Essays represent a person's critical thinking. It provides a glimpse into a person's mind. This serves as an approach to cultivate thoughts and ideas, and also a way to evaluate a person. This method is used by academia and educational institutions. Essay evaluation has been performed manually by humans; which is subject to many factors and could lead to inconsistency.
The user provides their essay on a web-form and also selects the AI model that will evaluate the essay. The request would be forwarded to backend fastapi server and it will evaluate the essay and send the score back to the user, below the form.
-
We chose to load all the models and tokenizers at the start of the server, so we can serve every request within a definitive range of latency.
- The trade-off is between postponing the download of all the supported tokenizer and models until they are asked for and serving results by all the models with a constant and definitive latency even for the first time.
- The former approach does not download all the models and tokenizers before initializing the backend Fastapi server. This would only download the tokenizer and the model that is asked for. For e.g., if the LSTM model is not asked for the first 10 days, then it would save local storage space of storing the LSTM model for those 10 days.
- But the limitation of this approach is that, for the first request that asks for the new model, it would have to bear the time delay of downlaoding and loading the model. It would also need complex logic of maintaining multiple threads from downloading the new model when it is demanded concurrently.
- The later approach takes a little bit longer to start the server as it downloads all the tokenizers and models before initializing the backend server. This would also help in serving every request, even the very first request for each model, in a predictive and definitive time without any anomalies.
- It would also provide the benefit of robust availability and readiness of all the models befores serving the users.
-
Storing the project secrets in a configuration file.

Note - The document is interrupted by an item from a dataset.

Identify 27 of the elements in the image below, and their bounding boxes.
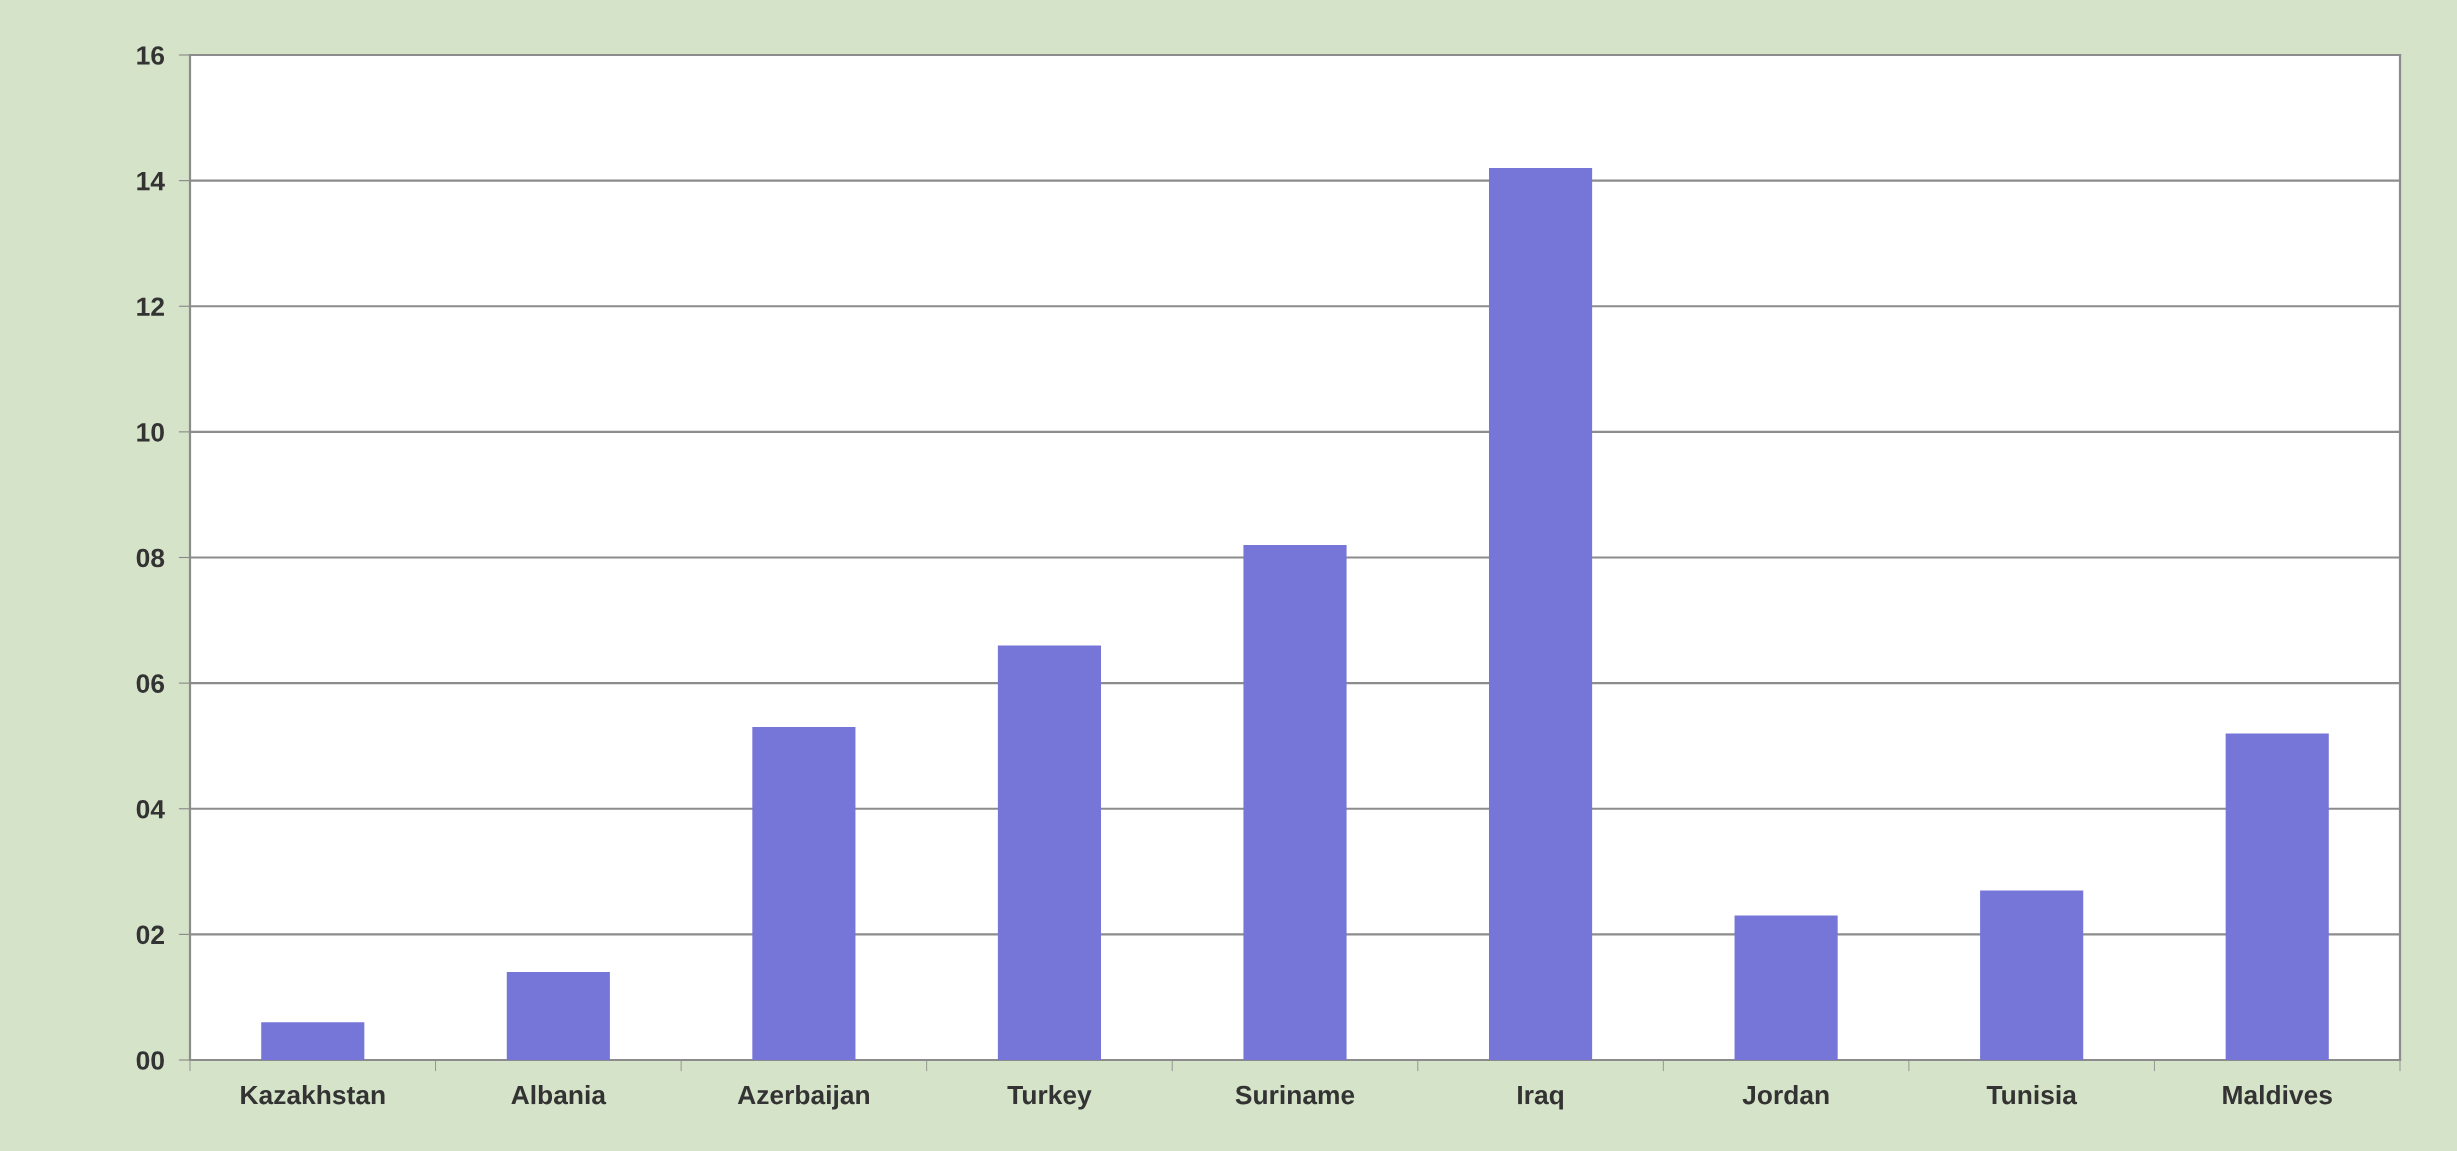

- The paths and secrets are stored in a configuration instead of storing as environment variables. Both methods provide security to the sensitive data and credentials. For local development, environment variables of multiple projects can overlap. But for production environment, the secrets must be stored as environment variables or they can be saved with AWS Secrets Manager for decentralized security and flexibility and freedom of configuring an environment.
-
Using ONNX and TensorRT with warm-up to decrease latency.
- The models from Transformers library is in Pytorch. So, we convert the model to ONNX format which is optimized for inference. Then we use TensorRT to use GPU for model inference tasks and we again significantly decrease the inference latency.
- We would also use warm inputs so that all the artifacts are prperly loaded onto RAM and GPUs. And, now we will use this cached version to infer results.
- Try out Llama 3.1 8B for this use case. Its 128k context window will support large essays.
-
Convert Model to ONNX and serve with TensorRT to decrease inference latency by around 2-3x
-
Hosting the work live on AWS EC2 or on GitHub Pages with CI/CD with GitHub Actions.
-
Improving the Quadratic Kappa Score of the models, combat overfitting and acquire more essay data so the large models have sufficient data to train on.
-
We could leverage a vector database as a cache to store the vector embedddings of the input and check whether it matches with the previous queries. If it matches then we can serve cached results and the model won't be needed to infer on the redundant data. So, we need a vector database that can be leveraged and be used EFFICIENTLY as a caching system. But this would also introduce other features like cache invalidation frequency, embeddings being different but similar. If we introduce similarity matching, then we need to also narrow the down the correct technique for embedding similarity; e.g. Euclidean dist, cosine similarity, etc.
-
Add Nginx as Reverse Proxy and load balancer to provide additional security and efficiency.
-
Re-fine-tune the models with synthetic data.